Most people have forgotten the mysterious questions that a box of crayons presents to a kid such as: what am I supposed to do with this useless white crayon? why is the yellow crayon so dark and greenish, but draws such a pure, light yellow? is it just my eyes, or are the paper wrappers on the blue, indigo, and cerulean crayons the exact same color?
I did not forget. These questions have been nagging me since kindergarten and this weekend I finally got to the bottom of it. I am now able to answer that age-old question: what really is the difference between green-yellow and yellow-green?
Starting with a fresh box of twenty-four Crayola crayons I measured each with an i1 pro spectrophotometer to create a set of spectral power distributions (SPD) of the reflected light. You may not know this, but a spectrophotometer is good for much more than creating screen and printer profiles—for instance, I can tell you with some precision the color of my tongue (and my dog's).
The image above is what a box of crayons looks like broken into it's spectral components.
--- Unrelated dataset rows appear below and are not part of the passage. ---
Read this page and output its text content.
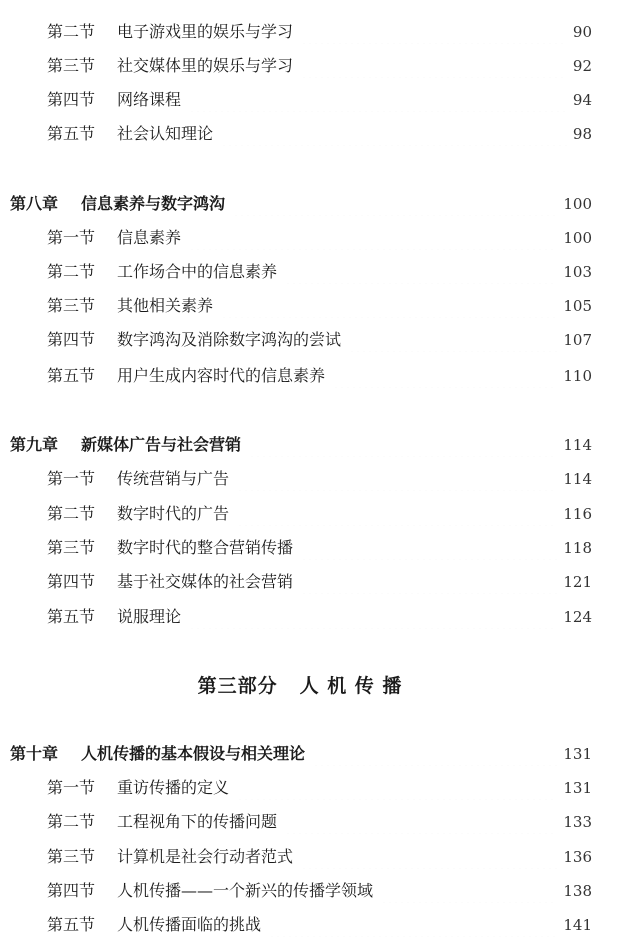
第二节	电子游戏里的娱乐与学习	90
第三节	社交媒体里的娱乐与学习	92
第四节	网络课程	94
第五节	社会认知理论	98
第八章	信息素养与数字鸿沟	100
第一节	信息素养	100
第二节	工作场合中的信息素养	103
第三节	其他相关素养	105
第四节	数字鸿沟及消除数字鸿沟的尝试	107
第五节	用户生成内容时代的信息素养	110
第九章	新媒体广告与社会营销	114
第一节	传统营销与广告	114
第二节	数字时代的广告	116
第三节	数字时代的整合营销传播	118
第四节	基于社交媒体的社会营销	121
第五节	说服理论	124
第三部分 人 机 传 播
第十章	人机传播的基本假设与相关理论	131
第一节	重访传播的定义	131
第二节	工程视角下的传播问题	133
第三节	计算机是社会行动者范式	136
第四节	人机传播——一个新兴的传播学领域	138
第五节	人机传播面临的挑战	141
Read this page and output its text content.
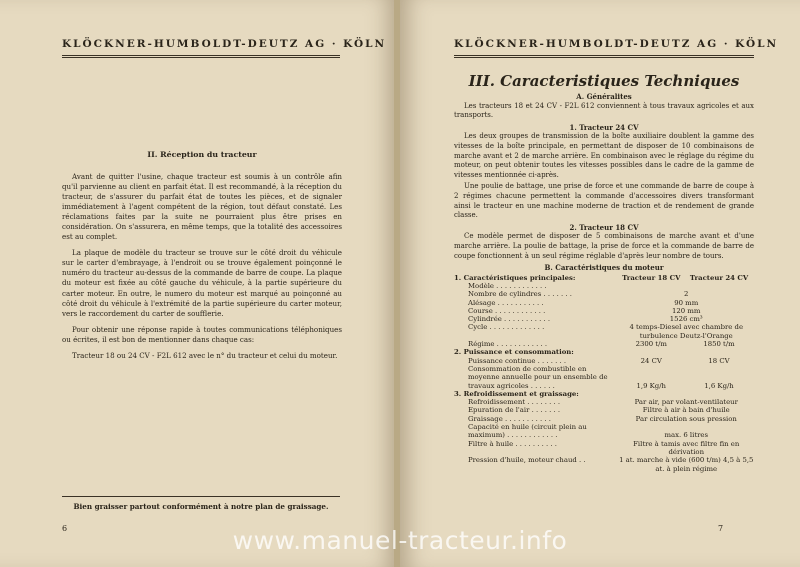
KLÖCKNER-HUMBOLDT-DEUTZ AG · KÖLN
II. Réception du tracteur

Avant de quitter l'usine, chaque tracteur est soumis à un contrôle afin qu'il parvienne au client en parfait état. Il est recommandé, à la réception du tracteur, de s'assurer du parfait état de toutes les pièces, et de signaler immédiatement à l'agent compétent de la région, tout défaut constaté. Les réclamations faites par la suite ne pourraient plus être prises en considération. On s'assurera, en même temps, que la totalité des accessoires est au complet.

La plaque de modèle du tracteur se trouve sur le côté droit du véhicule sur le carter d'embrayage, à l'endroit ou se trouve également poinçonné le numéro du tracteur au-dessus de la commande de barre de coupe. La plaque du moteur est fixée au côté gauche du véhicule, à la partie supérieure du carter moteur. En outre, le numero du moteur est marqué au poinçonné au côté droit du véhicule à l'extrémité de la partie supérieure du carter moteur, vers le raccordement du carter de soufflerie.

Pour obtenir une réponse rapide à toutes communications téléphoniques ou écrites, il est bon de mentionner dans chaque cas:

Tracteur 18 ou 24 CV - F2L 612 avec le n° du tracteur et celui du moteur.

Bien graisser partout conformément à notre plan de graissage.
6
KLÖCKNER-HUMBOLDT-DEUTZ AG · KÖLN
III. Caracteristiques Techniques
A. Généralites

Les tracteurs 18 et 24 CV - F2L 612 conviennent à tous travaux agricoles et aux transports.

1. Tracteur 24 CV

Les deux groupes de transmission de la boîte auxiliaire doublent la gamme des vitesses de la boîte principale, en permettant de disposer de 10 combinaisons de marche avant et 2 de marche arrière. En combinaison avec le réglage du régime du moteur, on peut obtenir toutes les vitesses possibles dans le cadre de la gamme de vitesses mentionnée ci-après.

Une poulie de battage, une prise de force et une commande de barre de coupe à 2 régimes chacune permettent la commande d'accessoires divers transformant ainsi le tracteur en une machine moderne de traction et de rendement de grande classe.

2. Tracteur 18 CV

Ce modèle permet de disposer de 5 combinaisons de marche avant et d'une marche arrière. La poulie de battage, la prise de force et la commande de barre de coupe fonctionnent à un seul régime réglable d'après leur nombre de tours.

B. Caractéristiques du moteur
1. Caractéristiques principales:	Tracteur 18 CV	Tracteur 24 CV
Modèle . . . . . . . . . . . .		
Nombre de cylindres . . . . . . .	2	
Alésage . . . . . . . . . . .	90 mm	
Course . . . . . . . . . . . .	120 mm	
Cylindrée . . . . . . . . . . .	1526 cm³	
Cycle . . . . . . . . . . . . .	4 temps-Diesel avec chambre de turbulence Deutz-l'Orange	
Régime . . . . . . . . . . . .	2300 t/m	1850 t/m
2. Puissance et consommation:		
Puissance continue . . . . . . .	24 CV	18 CV
Consommation de combustible en moyenne annuelle pour un ensemble de travaux agricoles . . . . . .	1,9 Kg/h	1,6 Kg/h
3. Refroidissement et graissage:		
Refroidissement . . . . . . . .	Par air, par volant-ventilateur	
Epuration de l'air . . . . . . .	Filtre à air à bain d'huile	
Graissage . . . . . . . . . . .	Par circulation sous pression	
Capacité en huile (circuit plein au maximum) . . . . . . . . . . . .	max. 6 litres	
Filtre à huile . . . . . . . . . .	Filtre à tamis avec filtre fin en dérivation	
Pression d'huile, moteur chaud . .	1 at. marche à vide (600 t/m) 4,5 à 5,5 at. à plein régime	
7
www.manuel-tracteur.info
It seemed a waste to have this all in one place and not calculate the lab values
and also the xy chromaticity coordinates, which are plotted below with the sRGB gamut for reference.
A note on method
The measurements were made off the crayon itself, not the mark it leaves on paper. This is important because a single crayon is capable of many different shades. The material is translucent and gradually builds up toward the color of the actual crayon which is much darker than the color it leaves on paper. Obtaining the color of the actual crayon on paper has, since childhood, seemed an impossible feat.
Extra credit for math geeks
In the chromaticity diagram above, knowing only the x and y coordinates of the dots, how do you sort the list of color names so that no lines cross? (They're currently sorted by the y coordinate.)
p.s. The charts were created using Nodebox, which is a terrific piece of software for creating just about anything visual with Python.